Interview de Marc Barennes : Référendaire au Tribunal de l’Union européenne

Formation :

  • Maîtrise à l’Université Panthéon-Sorbonne.
  • DEA à l’Université Montpellier 1 en Droit des affaires et de la concurrence.
  • Stage au Conseil de l’UE d’une durée de 5 mois.
  • Stage à la DG Concurrence de la Commission d’une durée de 9 mois.
  • Stages en cabinets parisiens de droit des affaires.
  • M. à l’Université de Northwestern à Chicago.
  • Barreau de New-York

Carrière :

  • Collaborateur au sein d’un cabinet d’avocats américain à Bruxelles en droit de la concurrence.
  • Agent à la DG Concurrence de la Commission européenne
  • Référendaire au Tribunal de l’Union européenne dans les cabinets de la juge finlandaise puis estonienne.
  • Référendaire au Tribunal de l’Union européenne dans le cabinet de la juge croate actuellement.

Le Petit Juriste : En quoi consistait votre travail à la Commission européenne ?  
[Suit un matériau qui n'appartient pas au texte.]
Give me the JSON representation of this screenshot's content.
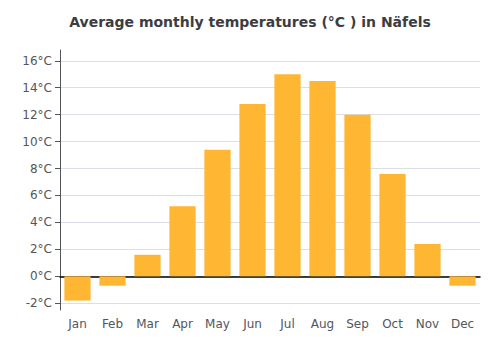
{
  "chart_data": {
    "type": "bar",
    "title": "Average monthly temperatures (°C ) in Näfels",
    "categories": [
      "Jan",
      "Feb",
      "Mar",
      "Apr",
      "May",
      "Jun",
      "Jul",
      "Aug",
      "Sep",
      "Oct",
      "Nov",
      "Dec"
    ],
    "values": [
      -1.8,
      -0.7,
      1.6,
      5.2,
      9.4,
      12.8,
      15.0,
      14.5,
      12.0,
      7.6,
      2.4,
      -0.7
    ],
    "color": "#FFB733",
    "ylim": [
      -2.5,
      16.8
    ],
    "yticks": [
      {
        "value": -2,
        "label": "-2°C"
      },
      {
        "value": 0,
        "label": "0°C"
      },
      {
        "value": 2,
        "label": "2°C"
      },
      {
        "value": 4,
        "label": "4°C"
      },
      {
        "value": 6,
        "label": "6°C"
      },
      {
        "value": 8,
        "label": "8°C"
      },
      {
        "value": 10,
        "label": "10°C"
      },
      {
        "value": 12,
        "label": "12°C"
      },
      {
        "value": 14,
        "label": "14°C"
      },
      {
        "value": 16,
        "label": "16°C"
      }
    ],
    "grid": true
  }
}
Marc Barennes : Après un peu moins d’un an en tant que collaborateur d’un cabinet d’avocats à Bruxelles dans lequel j’étais occupé principalement à notifier des concentrations, et avoir réussi l’examen d’avocat au Barreau de New-York, j’ai rejoint la Commission après avoir passé un panel. Le chef d’unité avec lequel j’avais fait mon stage recherchait un professionnel intéressé à participer à la lutte contre les cartels et à développer en particulier le nouveau programme de clémence que la Commission avait adopté dans ce cadre.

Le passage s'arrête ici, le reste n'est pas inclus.